The summer is rolling to an end over the next few weeks. K-12 students around the world will be trading in days filled with couches, beaches, and bicycles for desks, chairs, and fluorescent lighting ... and hopefully a meaningful nine months filled with a quality education.
Perhaps the biggest benefit of education is providing students with skills - life skills - preparing them to be successful global citizens. Yet, I'm not sure we are getting that done ... or even if it can be done given the structure of K-12 public education. Did you ever stop to think that there are 52 education systems in the USA (one for each state, plus the District of Columbia and Puerto Rico). While, the federal government shares legislative authority over education, administrative control rests with states and is the responsibility of state boards of education and local districts.As I wondered more about this I began searching for the national policy or the mission of public education. All those people, organizations, and ensuing politics seem like a recipe making chaos.
Well, my research produced a USA national education policy called NCLB which was signed into law effective 2002. It's based on four main principles: accountability based on results; increased flexibility and local control for state use of federal funding; more choice for parents; targeted funding for education methods proven to work.
There are many ways to measure if NCLB is working or not. That will take me houndreds of blog pages to examine. Some perspective, in 1983, the national report, A Nation At Risk, delivered a wake up call for our education system.
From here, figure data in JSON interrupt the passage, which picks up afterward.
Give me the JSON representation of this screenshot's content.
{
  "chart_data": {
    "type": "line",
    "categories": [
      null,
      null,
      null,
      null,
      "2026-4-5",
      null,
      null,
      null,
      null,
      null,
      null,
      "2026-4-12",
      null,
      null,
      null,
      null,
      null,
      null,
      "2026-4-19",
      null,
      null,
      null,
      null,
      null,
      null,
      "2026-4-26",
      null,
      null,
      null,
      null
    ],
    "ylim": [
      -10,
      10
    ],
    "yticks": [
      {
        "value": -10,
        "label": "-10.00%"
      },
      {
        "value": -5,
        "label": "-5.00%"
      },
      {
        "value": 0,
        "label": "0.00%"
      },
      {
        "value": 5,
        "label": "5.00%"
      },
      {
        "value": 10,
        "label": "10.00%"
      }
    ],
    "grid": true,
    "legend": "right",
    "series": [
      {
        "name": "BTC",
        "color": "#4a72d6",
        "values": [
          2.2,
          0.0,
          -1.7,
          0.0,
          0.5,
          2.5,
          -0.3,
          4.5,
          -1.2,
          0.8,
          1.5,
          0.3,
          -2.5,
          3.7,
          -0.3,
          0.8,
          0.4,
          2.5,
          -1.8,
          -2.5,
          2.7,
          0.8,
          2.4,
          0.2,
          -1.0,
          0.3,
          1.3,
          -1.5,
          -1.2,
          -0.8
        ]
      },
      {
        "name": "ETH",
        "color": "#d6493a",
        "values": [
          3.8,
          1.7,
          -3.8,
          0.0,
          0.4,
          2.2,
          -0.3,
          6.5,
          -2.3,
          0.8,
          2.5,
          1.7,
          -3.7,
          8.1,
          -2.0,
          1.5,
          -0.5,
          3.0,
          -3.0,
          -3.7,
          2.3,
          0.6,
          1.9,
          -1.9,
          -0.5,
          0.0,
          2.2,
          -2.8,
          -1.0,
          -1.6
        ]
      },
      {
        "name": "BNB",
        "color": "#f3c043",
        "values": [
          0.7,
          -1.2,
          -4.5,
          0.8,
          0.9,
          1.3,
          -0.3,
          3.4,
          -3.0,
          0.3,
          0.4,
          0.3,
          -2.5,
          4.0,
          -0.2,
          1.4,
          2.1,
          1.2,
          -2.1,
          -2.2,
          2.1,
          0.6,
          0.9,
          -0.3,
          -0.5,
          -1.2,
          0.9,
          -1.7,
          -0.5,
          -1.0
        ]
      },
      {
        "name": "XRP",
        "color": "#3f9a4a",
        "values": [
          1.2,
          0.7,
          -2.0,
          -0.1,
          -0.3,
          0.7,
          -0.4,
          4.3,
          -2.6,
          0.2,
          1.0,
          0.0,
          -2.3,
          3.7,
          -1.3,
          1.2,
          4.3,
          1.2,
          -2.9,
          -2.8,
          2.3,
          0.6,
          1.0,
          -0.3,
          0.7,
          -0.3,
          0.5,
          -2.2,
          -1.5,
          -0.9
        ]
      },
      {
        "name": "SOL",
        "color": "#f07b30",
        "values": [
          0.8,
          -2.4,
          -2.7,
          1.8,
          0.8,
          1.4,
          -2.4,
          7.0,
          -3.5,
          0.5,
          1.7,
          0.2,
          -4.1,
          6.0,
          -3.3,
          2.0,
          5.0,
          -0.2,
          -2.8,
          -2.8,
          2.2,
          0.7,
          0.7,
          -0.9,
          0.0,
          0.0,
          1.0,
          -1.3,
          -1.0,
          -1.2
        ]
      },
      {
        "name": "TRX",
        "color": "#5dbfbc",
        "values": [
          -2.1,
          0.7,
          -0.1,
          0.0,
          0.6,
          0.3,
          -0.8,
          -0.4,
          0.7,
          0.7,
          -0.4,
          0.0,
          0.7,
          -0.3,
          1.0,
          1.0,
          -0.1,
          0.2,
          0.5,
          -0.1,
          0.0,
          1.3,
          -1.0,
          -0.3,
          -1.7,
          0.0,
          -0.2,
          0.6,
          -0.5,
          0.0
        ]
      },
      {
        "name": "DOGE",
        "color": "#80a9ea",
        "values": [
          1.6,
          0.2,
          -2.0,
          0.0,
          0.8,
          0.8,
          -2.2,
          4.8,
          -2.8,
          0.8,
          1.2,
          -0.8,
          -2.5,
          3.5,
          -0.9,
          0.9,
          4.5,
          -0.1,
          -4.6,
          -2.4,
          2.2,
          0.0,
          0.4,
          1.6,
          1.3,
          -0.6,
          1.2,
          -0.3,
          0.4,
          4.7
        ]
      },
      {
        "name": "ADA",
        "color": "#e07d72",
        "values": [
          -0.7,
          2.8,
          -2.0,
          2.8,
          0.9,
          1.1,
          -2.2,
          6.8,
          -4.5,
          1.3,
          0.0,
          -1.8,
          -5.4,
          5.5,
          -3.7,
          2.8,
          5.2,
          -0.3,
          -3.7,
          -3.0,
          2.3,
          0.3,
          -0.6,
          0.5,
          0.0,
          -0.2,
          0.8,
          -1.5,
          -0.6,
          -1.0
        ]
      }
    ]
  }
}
It described stark realities like a significant number of functionally illiterate high schoolers, plummeting student performance, and international competitors breathing down our necks. It was a warning, a reproach, and a call to arms. Have we learned our lessons ... is NCLB and/or previous education reform improving K-12 education?
One example, a study done to look at if students are prepared for education. Students were considered unprepared if they came to school without 1) books; 2) paper, pencil or pen; and/or 3) homework. The results showed in 2002 there were more unprepared students that in 1980 or 1990. This begs the question, what does it mean for a student to be prepared in 2008 and beyond ?
I know from my teaching days .... sure it's great if students have a pencil but they don't - no biggie - I was prepared with spares they could borrow . No paper - no problem. I had paper for students to use too - I was prepared. Whatever material we needed for class I made sure to have in the classroom, my students didn't need to bring a book. Who uses a textbook in class anymore? Boring. Going to read? Teachers - please - use an article from current research or news to teach the learning objective. Bottom line for me ... I know, without a doubt, that a majority of students who didn't have a book, paper, or pencil/pen were still prepared to learn.
To me, being prepared to learn means being open to thinking, discussing, ready to analyze, and ready to listen to the teacher/students ... ready to do the class work. I think, evaluating a student's preparedness for education based on outdated criteria comes from using an outdated approach to defining education and thus produces an unrealistic image of what learning really is.
As we get ready to start this new school year, let's hope that the educators and teachers are ready to deal with students freshly using methods that integrate 21st Century learning opportunities. I know that many will be prepared to engage students and thus set the stage for a educational school year.